Texas Senators John Cornyn and Ted Cruz are disagreeing about what the Senate Republicans’ strategy should be regarding their opposition to the nomination of Loretta Lynch, President Barack Obama’s nominee to replace Eric Holder as Attorney General.
On a conference call with the media Wednesday afternoon, Cornyn, who serves as Majority Whip, announced that he would vote against Lynch’s nomination.
“I will oppose that nomination,” said Cornyn. “While she has an impressive record as United States Attorney, as you know, she will become the chief advocate for the President’s policies as Attorney General, and her testimony expressing support for the President’s unconstitutional executive action, and for her support for a number of the President’s other policies, make it impossible for me to vote for her nomination.”
Cruz has also publicly stated his opposition to Lynch’s nomination, but is taking it one step further. He is advocating for Republican Senators to not even allow the vote, to block Lynch’s nomination until Obama abandons his planned executive amnesty, according to a report by Politico on Tuesday.

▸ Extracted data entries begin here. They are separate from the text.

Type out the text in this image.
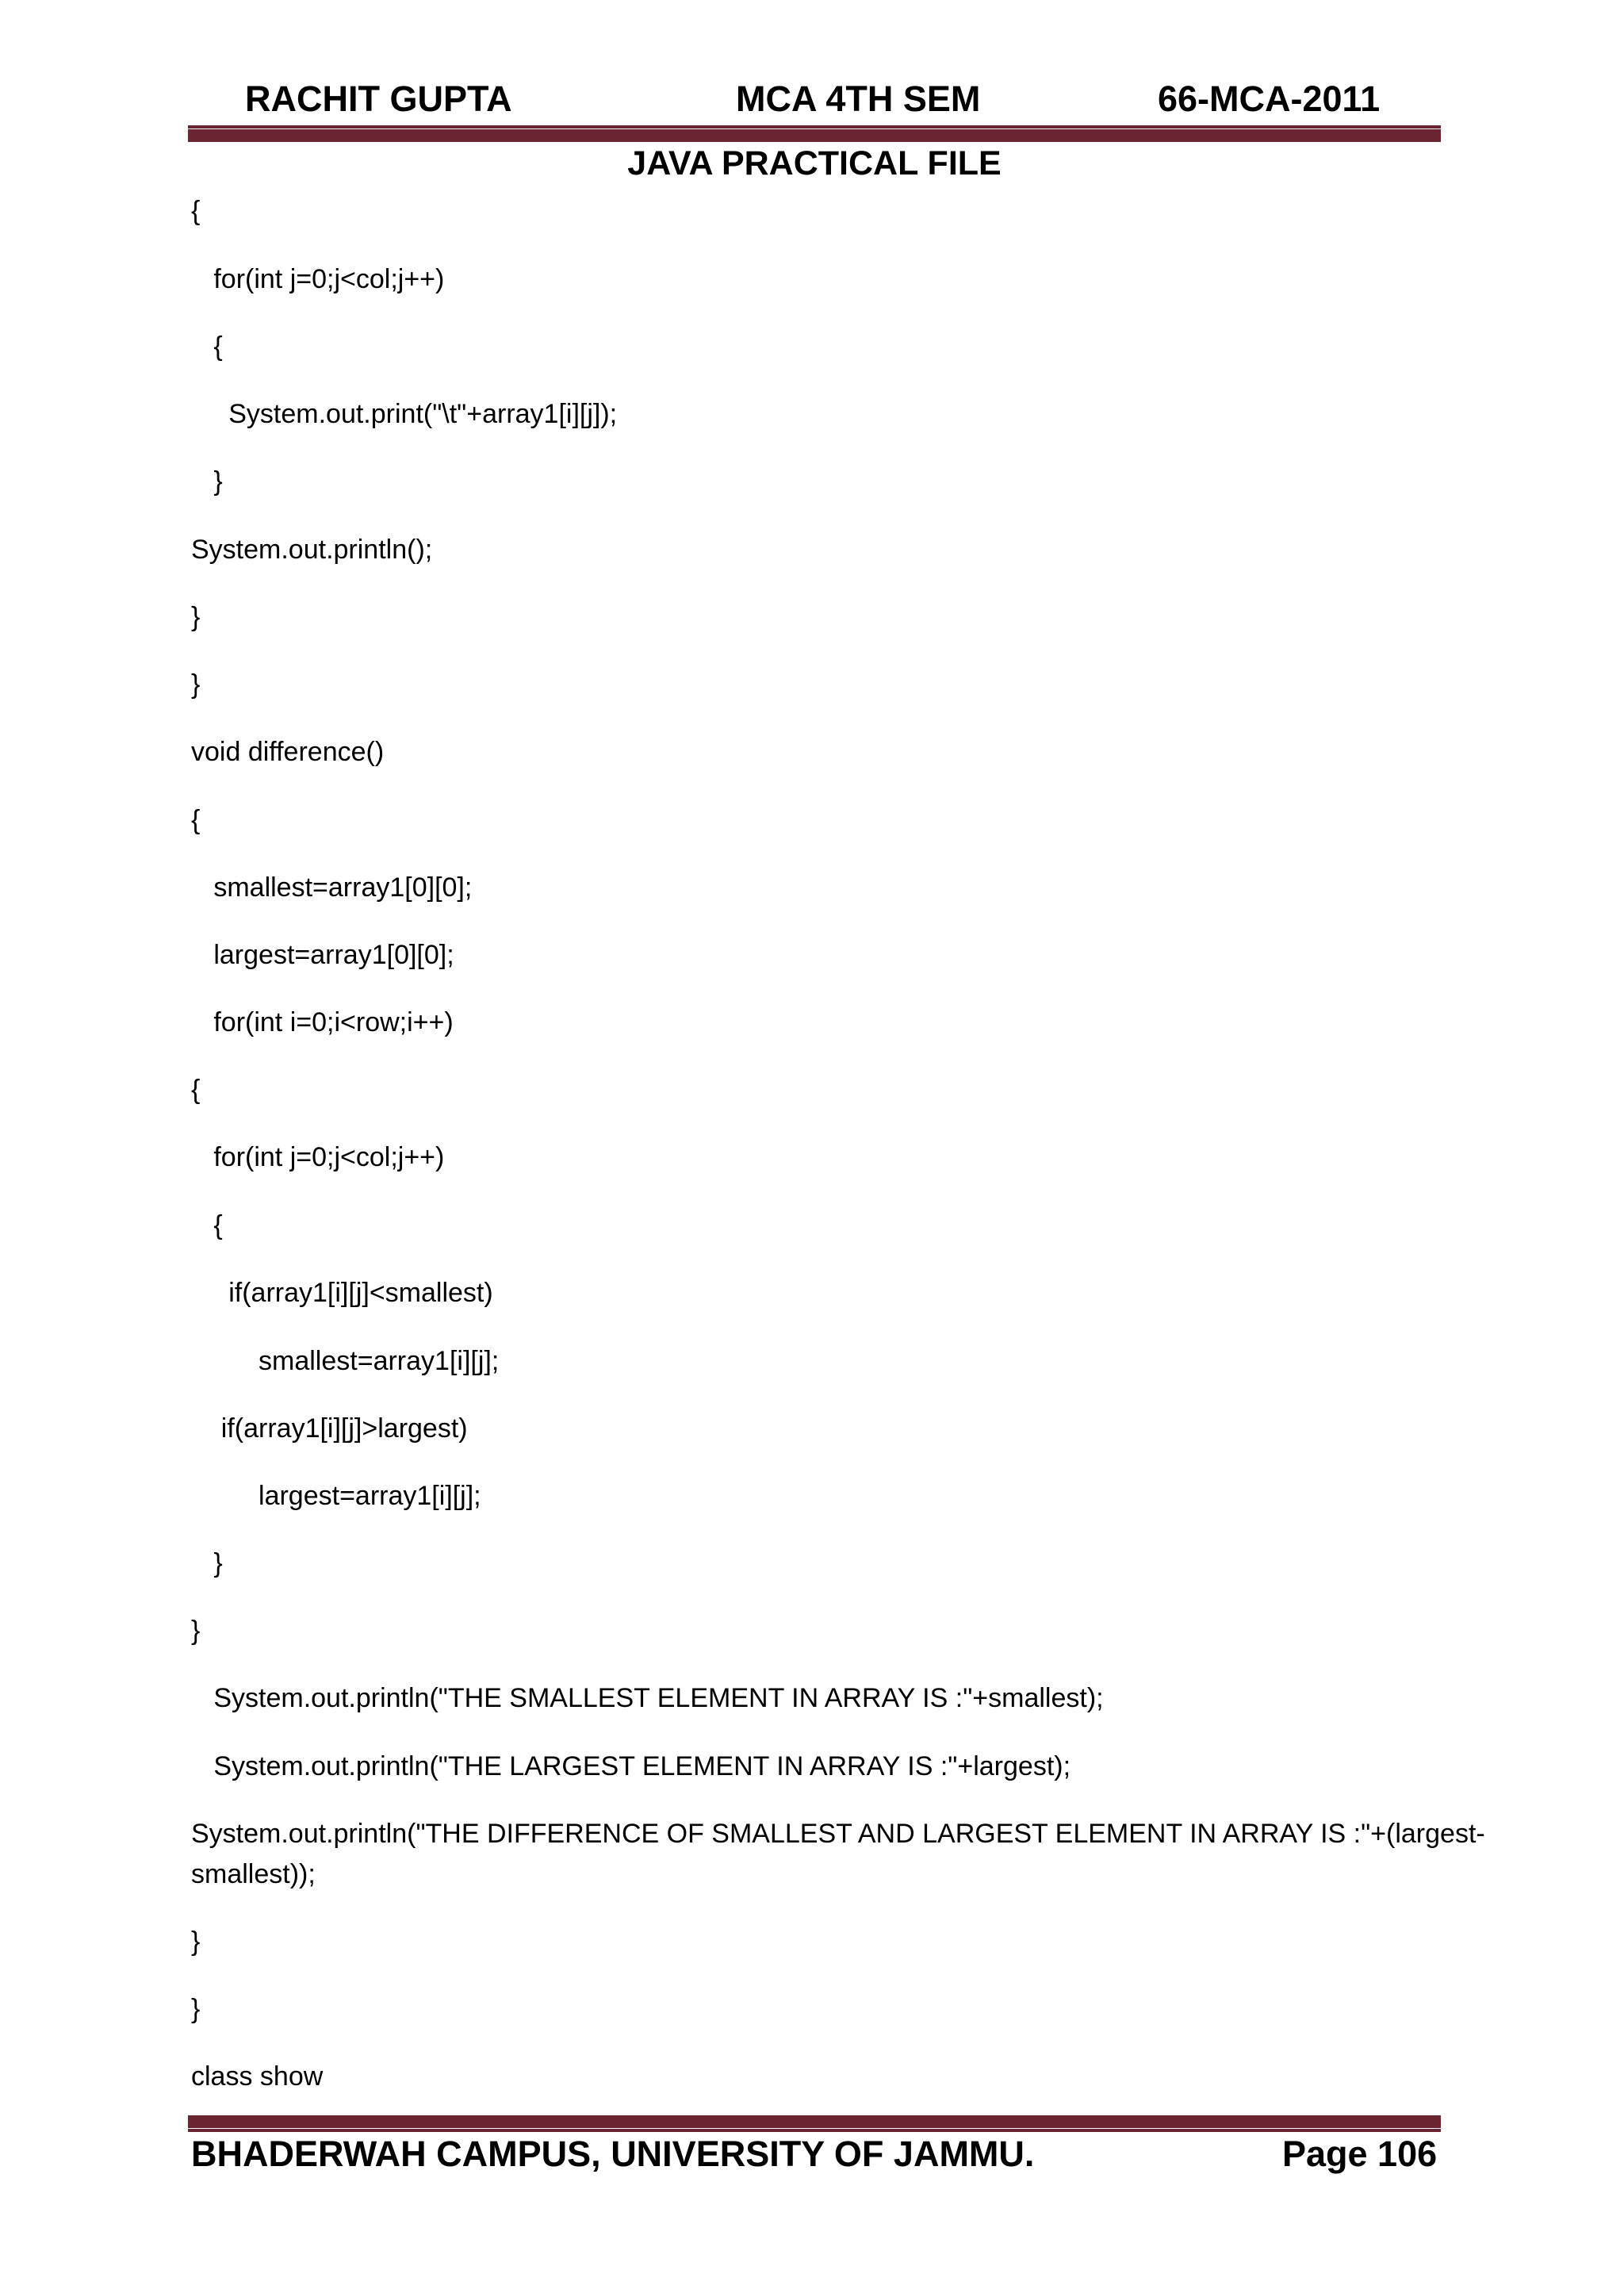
RACHIT GUPTA	MCA 4TH SEM	66-MCA-2011
JAVA PRACTICAL FILE
{
for(int j=0;j<col;j++)
{
System.out.print("\t"+array1[i][j]);
}
System.out.println();
}
}
void difference()
{
smallest=array1[0][0];
largest=array1[0][0];
for(int i=0;i<row;i++)
{
for(int j=0;j<col;j++)
{
if(array1[i][j]<smallest)
smallest=array1[i][j];
if(array1[i][j]>largest)
largest=array1[i][j];
}
}
System.out.println("THE SMALLEST ELEMENT IN ARRAY IS :"+smallest);
System.out.println("THE LARGEST ELEMENT IN ARRAY IS :"+largest);
System.out.println("THE DIFFERENCE OF SMALLEST AND LARGEST ELEMENT IN ARRAY IS :"+(largest-
smallest));
}
}
class show
BHADERWAH CAMPUS, UNIVERSITY OF JAMMU.	Page 106
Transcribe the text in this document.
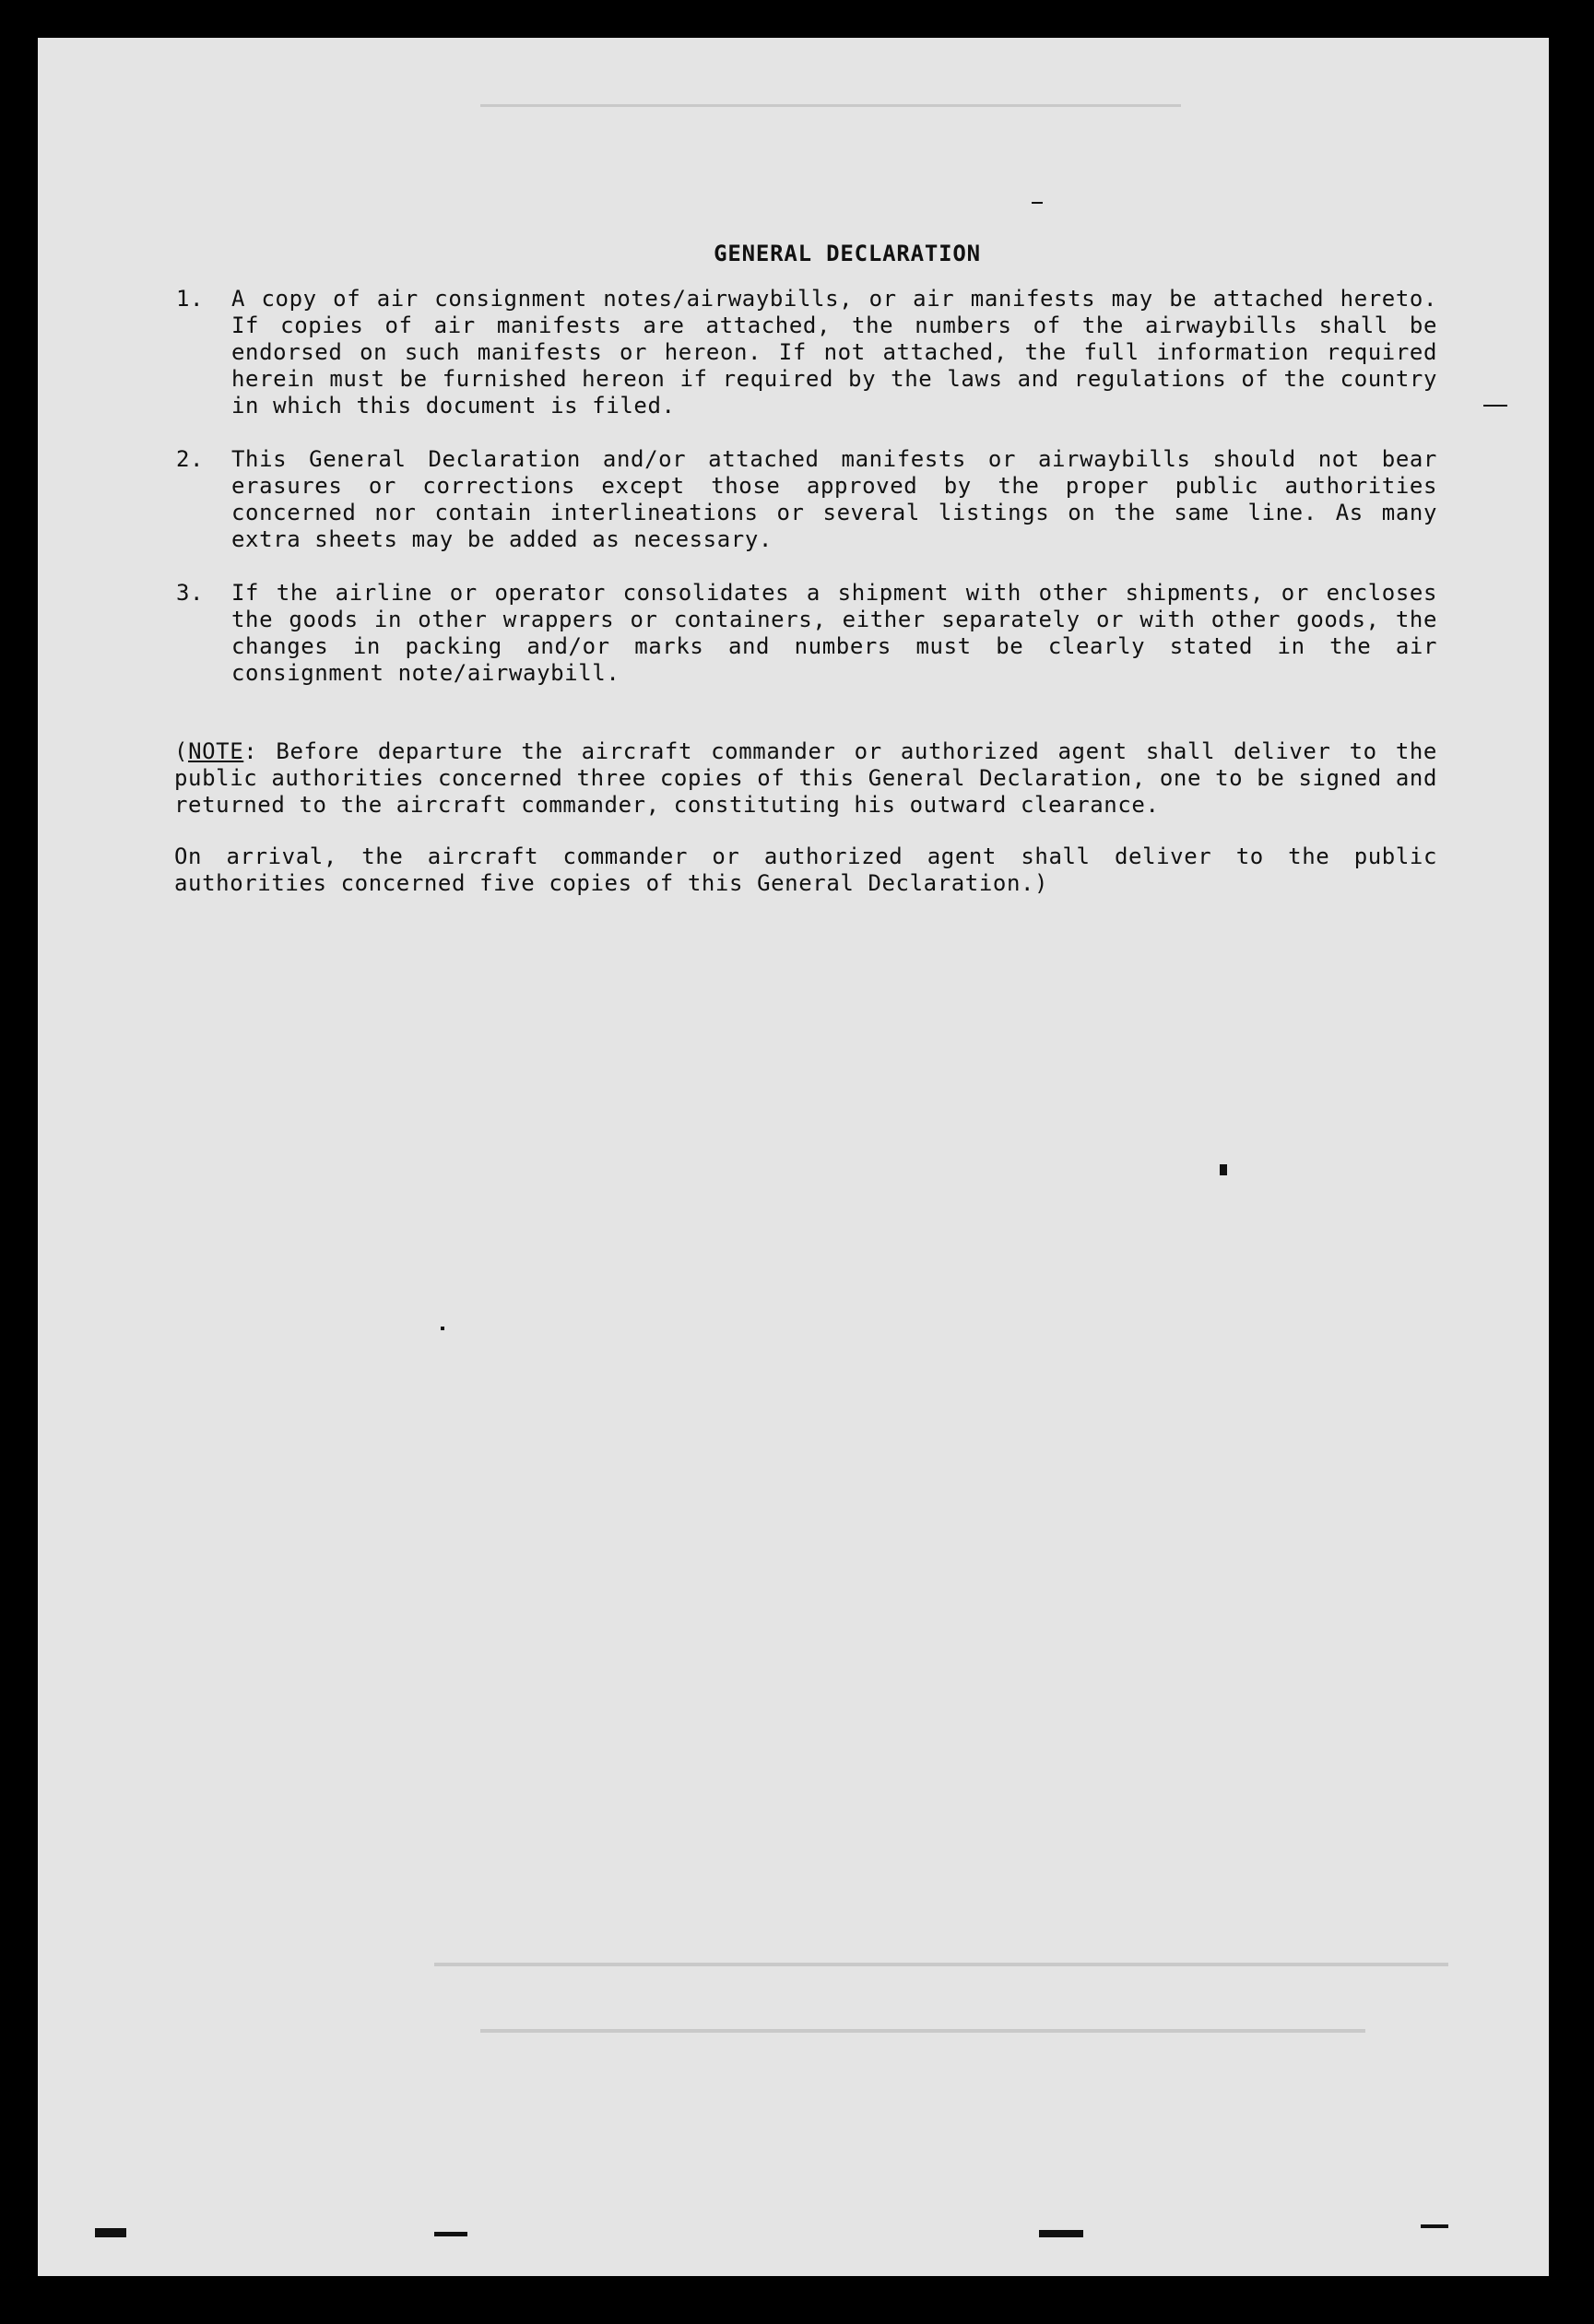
GENERAL DECLARATION
1.	A copy of air consignment notes/airwaybills, or air manifests may be attached hereto. If copies of air manifests are attached, the numbers of the airwaybills shall be endorsed on such manifests or hereon. If not attached, the full information required herein must be furnished hereon if required by the laws and regulations of the country in which this document is filed.
2.	This General Declaration and/or attached manifests or airwaybills should not bear erasures or corrections except those approved by the proper public authorities concerned nor contain interlineations or several listings on the same line. As many extra sheets may be added as necessary.
3.	If the airline or operator consolidates a shipment with other shipments, or encloses the goods in other wrappers or containers, either separately or with other goods, the changes in packing and/or marks and numbers must be clearly stated in the air consignment note/airwaybill.
(NOTE: Before departure the aircraft commander or authorized agent shall deliver to the public authorities concerned three copies of this General Declaration, one to be signed and returned to the aircraft commander, constituting his outward clearance.
On arrival, the aircraft commander or authorized agent shall deliver to the public authorities concerned five copies of this General Declaration.)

As Breitbart Texas reported last November, Obama announced he would enact sweeping immigration reforms by executive order, granting millions of illegal immigrants relief from deportation. The president’s plan drew howls of outrage from Republicans, and a lawsuit filed by a Texas-led, multi-state coalition was filed a few weeks later.
“For several months now, I have called on the Senate majority leader to halt confirmations of every nominee executive and judicial, other than vital national security positions, unless or until the president rescinds his unconstitutional amnesty,” Cruz told Politico. “We have an opportunity in front of us right now with Loretta Lynch — a nominee for attorney general — who has fully embraced and flat-out promised to implement the unconstitutional amnesty.”
Republicans must use “every procedural tool” to stop Obama’s executive amnesty, said Cruz, and called blocking Lynch’s nomination “a concrete and definitive step we can take right now, using the tools that the Constitution gives Congress to rein in the president’s lawlessness.”
Cornyn, on the other hand, said that he did not support Cruz’s strategy, as reported by the Dallas Morning News. “I don’t think they should be coupled together, no,” he said, explaining that delaying the vote would mean extending the time that Holder, who has faced harsh criticism from Republicans for a long list of scandals, would be in the office.
In past interviews with Breitbart Texas, Cornyn has characterized his divergence with Cruz over similar issues as disagreements over “tactics” not principles, and has expressed his belief that now that the Republicans have regained control of the Senate, they need to prove to the American people that they are “able to govern,” by moving forward with the business of the Senate and passing a conservative agenda.